The Takings Clause of the Fifth Amendment, U.S. Const. amend. V, provides: Nor shall private property be taken for public use, without just compensation. Most cases interpreting the clause fall within two distinct classes. Where the government authorizes a physical occupation of property (or actually takes title), the Takings Clause generally requires compensation. But where the government merely regulates the use of property, compensation is required only if considerations such as the purpose of the regulation or the extent to which it deprives the owner of the economic use of the property suggest that the regulation has unfairly singled out the property owner to bear a burden that should be borne by the public as a whole. The first category of cases requires courts to apply a clear rule; the second necessarily entails complex factual assessments of the purposes and economic effects of government actions.

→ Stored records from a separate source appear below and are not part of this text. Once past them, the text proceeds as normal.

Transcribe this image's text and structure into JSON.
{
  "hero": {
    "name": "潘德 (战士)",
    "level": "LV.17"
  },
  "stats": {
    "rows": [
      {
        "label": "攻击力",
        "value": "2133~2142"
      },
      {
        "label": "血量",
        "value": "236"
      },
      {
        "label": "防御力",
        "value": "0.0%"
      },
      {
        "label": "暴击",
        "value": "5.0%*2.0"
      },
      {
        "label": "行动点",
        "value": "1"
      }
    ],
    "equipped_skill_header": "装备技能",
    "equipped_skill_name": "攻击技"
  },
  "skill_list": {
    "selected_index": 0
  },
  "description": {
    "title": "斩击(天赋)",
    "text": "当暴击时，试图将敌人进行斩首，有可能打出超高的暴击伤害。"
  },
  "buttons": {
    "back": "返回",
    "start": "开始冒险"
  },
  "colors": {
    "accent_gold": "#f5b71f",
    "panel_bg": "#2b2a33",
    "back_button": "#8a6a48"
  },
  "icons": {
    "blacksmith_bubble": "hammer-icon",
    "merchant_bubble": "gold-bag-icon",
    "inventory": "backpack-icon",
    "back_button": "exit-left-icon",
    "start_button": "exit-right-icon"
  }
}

The mobile home park owners challenged the city's mobile home rent control ordinance in state court. They alleged that the ordinance, read in conjunction with California's Mobilehome Residency Law, Cal. Civ. Code Ann. § 798, amounted to a physical occupation of their property. The effect of the two laws was to transfer wealth from the park owners to incumbent mobile home owners, who could command premium prices when they sold their mobile homes. The Third and Ninth Circuits had held that similar ordinances effected unconstitutional physical takings. The California trial and appellate courts held that the city's ordinance did not. The California Supreme Court denied review.
Does the imposition of rent control and regulation of the relationship of between landlord and tenant amount to taking of property?
The Court held that because the ordinance did not compel the park owners to suffer the physical occupation of their property, it did not effect a per se, physical taking. The park owners had voluntarily rented their land to mobile home owners and were not compelled to continue doing so. The Court refused to consider the park owners' arguments that the ordinance denied them substantive due process, because it was not argued below, and that the ordinance constituted a regulatory taking, because it was not the precise question on which the Court granted certiorari.